Spotlight on Designing for Equity: A Nationwide Education Scan (Part 1)

Hadley Moore
young students learning and engaging

Hadley Moore interviews Clarissa McKithen, a member of NCC’s Designing for Equity Team, to learn about Designing for Equity: A Nationwide Education Policy Scan, how the scan was developed, and why the NCC thought it important to conduct such a scan.

 

Last fall, the National Comprehensive Center released Designing for Equity: A Nationwide Education Policy Scan. I sat with Clarissa McKithen, a member of the Designing for Equity (D4E) Team at the National Comprehensive Center (NCC), to discuss the scan and the process to develop it.


Can you tell me a little about what the education policy scan is and why the NCC did it?

Clarissa: An ongoing conversation within our team, the D4E team, is about how policy serves as a lever to advance educational equity, or to ensure access to opportunities that positively impact student outcomes. With that, our team wanted to “take stock” of state level policies that potentially impact equitable access to opportunities and outcomes. Our overarching question was, “What is the status of state level policies that impact educational equity. Or, “What kinds of policies exist that have an “equity undertone?” if you will, intentionally or not.


We really wanted to develop something that would prompt conversation; the reflection piece was the real focus. So, we wanted to develop something that would allow states and other interested parties, like technical assistance providers, to get a general sense of where states stood and then take that information to have further, deeper conversations about the role of policy in advancing equity, and how states can continue to support students from a policy standpoint.


What approach did the NCC take to conduct the Nationwide Education Policy Scan?

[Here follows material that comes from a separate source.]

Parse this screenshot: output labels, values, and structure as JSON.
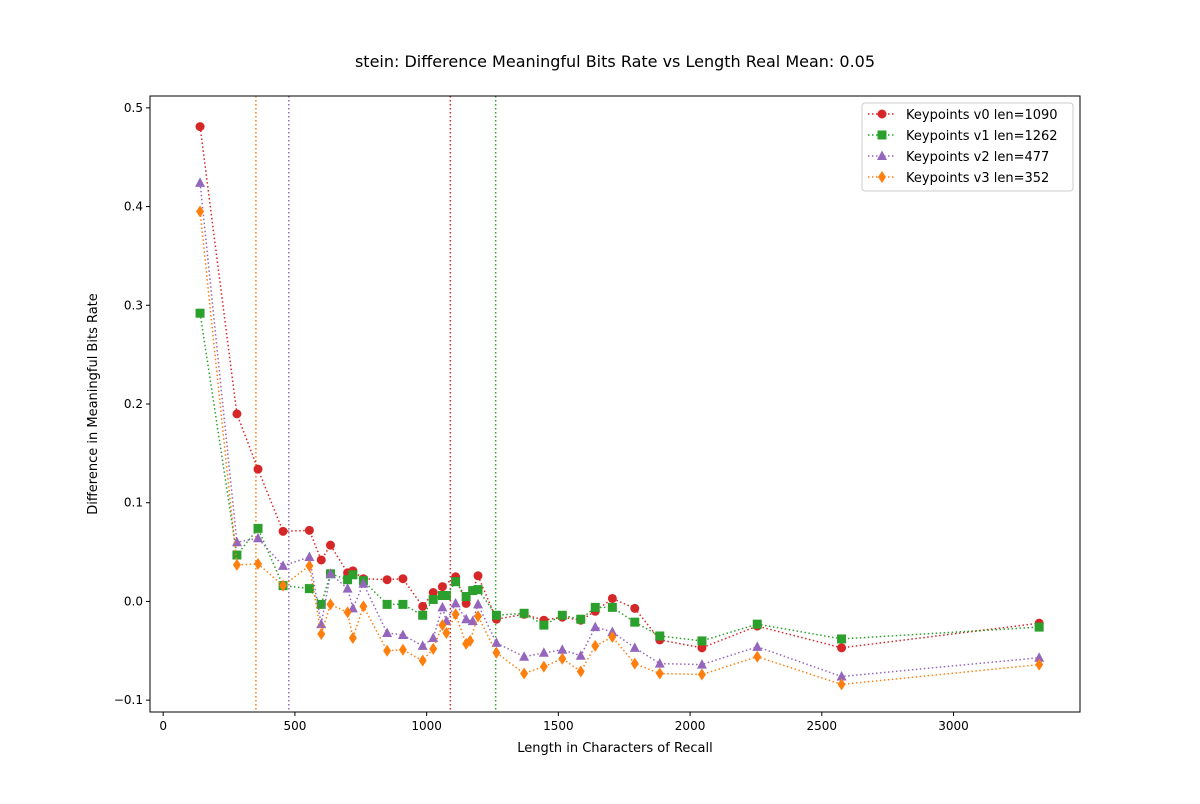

Clarissa: We partnered with Education Commission of the States (ECS) to conduct the
education policy scan. ECS has conducted a number of 50-state comparisons, so they
have a lot of experience doing this type of landscape scan. And then, luckily enough,
we’d also come across a report by the National Academies of Sciences, Engineering,
and Mathematics (NASEM) which is meant to help states develop indicator systems to
monitor educational equity, which we thought was also a really great framing for the
scan because it laid out a set of equity indicators that were organized into these seven
overarching domains. So, we asked ECS to help us determine whether states had
policies that aligned with the NASEM indicators. While we weren’t able address each of
the indicators in the scan, we did review a set of policies that aligned with at least one of
the indicators within each of the seven domains.


We then took some time to determine how best to disseminate the findings from the
scan. We wanted to create a product that was interesting and decipherable to multiple
audiences, user-friendly, and visually appealing, which is the tool we released this past
September. We are really proud of the end product and hope our audience will find it useful.


Yes! I’ve had a chance to explore the tool. Its interactive design and intuitive layout certainly make it a resource I will come back to. That’s it for now, but thanks for the discussion, Clarissa! I’m looking forward to spending time with your team to learn and share more about this tool.